Manning v. Feltman

BORDEN, J.,

concurring. I agree with the reasoning of the majority opinion and its holding, namely, that the plaintiff, Sidney F. Manning, has not established standing to bring this foreclosure action, and, therefore, the trial court had no subject matter jurisdiction to proceed further in the action, even to order the parties to return to the Bankruptcy Court to resolve the question of the ownership of the mortgage in question. I write briefly and separately, however, to underscore the anomalous and economically wasteful posture in which this leaves the property in question.

As a result of this conclusion, the property in question is, insofar as the real estate records are concerned, *239burdened by a mortgage that the plaintiff cannot foreclose, and the defendants,1 who own the property, cannot get released without some farther action of the Bankruptcy Court or its trustee. Thus, the property is essentially not saleable. Our decision makes clear that the plaintiff cannot foreclose on the mortgage. And the defendants have no way to clear the title to the property of the mortgage that the plaintiff claims to own, because either the mortgage is still owned by the trustee in bankruptcy or is subject to being abandoned by that trustee.

Thus, it behooves all of the parties to hie themselves to the Bankruptcy Court.

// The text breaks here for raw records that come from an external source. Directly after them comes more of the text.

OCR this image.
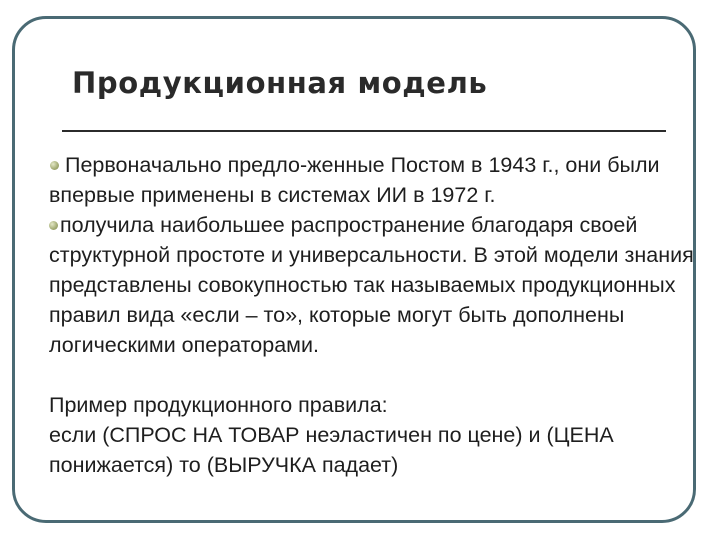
Продукционная модель

Первоначально предло-женные Постом в 1943 г., они были впервые применены в системах ИИ в 1972 г.
получила наибольшее распространение благодаря своей структурной простоте и универсальности. В этой модели знания представлены совокупностью так называемых продукционных правил вида «если – то», которые могут быть дополнены логическими операторами.

Пример продукционного правила:
если (СПРОС НА ТОВАР неэластичен по цене) и (ЦЕНА понижается) то (ВЫРУЧКА падает)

There they should implore the court to reopen the bankruptcy case so as either to lodge ownership of the mortgage in the trustee (or a duly appointed successor trustee), or to permit that trustee to abandon any interest in the mortgage, which should have the effect of lodging ownership of the mortgage in the plaintiff. Otherwise, the property in question will remain indefinitely a piece of real estate without capability of liquidation. This is hardly a state of affairs that commands respect.

See footnote 1 of the majority opinion.